2. Save your raise from the start
If you're getting a raise in 2026, it may be a cost-of-living raise to match inflation. Or, it may be a merit-based raise as a reward for a job well done.
Either way, saving your raise from the start is a great strategy for boosting your retirement savings. If you don't get used to having the extra money in your paychecks, you shouldn't miss it if it lands in your retirement account instead.
If you have a 401(k), you can simply tell your payroll department to boost your contribution rate by whatever your raise amounts to. If you have an IRA, see if you can set up recurring contributions that allow you to bank your raise automatically.
3. Make sure your portfolio is set up for growth
Investing your hard-earned savings in the stock market can be nerve-wracking. After all, the stock market has long been subject to wild swings, and even a diversified portfolio isn't always fully protected from losses if the market takes a dive.

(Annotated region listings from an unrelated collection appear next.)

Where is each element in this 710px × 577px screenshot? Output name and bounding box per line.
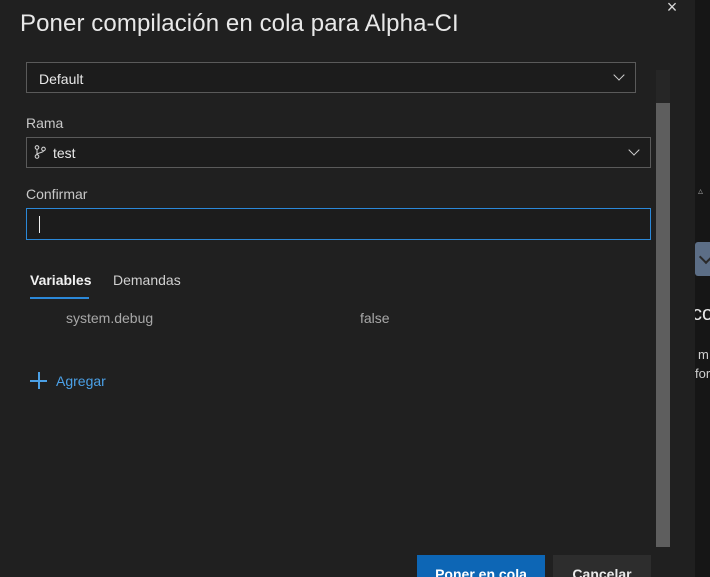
background-illustration-icon — [695, 242, 710, 276]
tab-variables[interactable]: Variables — [30, 272, 92, 288]
agent-pool-select[interactable]: Default — [26, 62, 636, 93]
branch-select[interactable]: test — [26, 137, 651, 168]
cancel-button[interactable]: Cancelar — [553, 555, 651, 577]
branch-label: Rama — [26, 115, 64, 131]
branch-icon — [34, 145, 46, 159]
branch-value: test — [53, 145, 76, 161]
queue-build-dialog: Poner compilación en cola para Alpha-CI … — [0, 0, 695, 577]
close-icon[interactable]: × — [662, 0, 682, 16]
active-tab-indicator — [30, 297, 89, 299]
plus-icon — [30, 372, 47, 389]
queue-button[interactable]: Poner en cola — [417, 555, 545, 577]
tab-demands[interactable]: Demandas — [113, 272, 181, 288]
variable-value[interactable]: false — [360, 310, 390, 326]
small-arrow-icon: ▵ — [698, 186, 704, 197]
dialog-title: Poner compilación en cola para Alpha-CI — [20, 10, 459, 37]
scrollbar-thumb[interactable] — [656, 103, 670, 547]
background-line-1: m — [698, 347, 709, 362]
chevron-down-icon — [613, 69, 625, 81]
background-page: ▵ co m for — [695, 0, 710, 577]
chevron-down-icon — [628, 144, 640, 156]
commit-label: Confirmar — [26, 186, 88, 202]
text-caret — [39, 216, 40, 233]
add-variable-label: Agregar — [56, 372, 106, 389]
background-line-2: for — [695, 366, 710, 381]
agent-pool-value: Default — [39, 71, 84, 87]
background-heading: co — [695, 303, 710, 325]
commit-input[interactable] — [26, 208, 651, 240]
variable-name[interactable]: system.debug — [66, 310, 153, 326]
add-variable-button[interactable]: Agregar — [30, 372, 106, 389]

But one thing you should know is that while the stock market does lose value from time to time, in the long run, it tends to make investors money. So if you're 10, 20, or 30 years away from retirement, don't just rely on your retirement plan contributions to fuel your savings' growth. Instead, invest your money strategically so your assets do more of the heavy lifting.
It's a good idea to put some of your money into growth stocks when retirement is many years away. However, income-generating assets like dividend stocks and real estate investment trusts (REITs) can provide a nice balance.
If you're saving in a 401(k), you typically can't choose individual stocks to invest in. In that case, your best bet may be to look at different index funds that come with low fees and align with your growth and income strategy.
The more money you're able to save for retirement in 2026, the better a foundation you can lay. Make these moves to give your savings a solid boost so you can close out 2026 feeling proud of your efforts.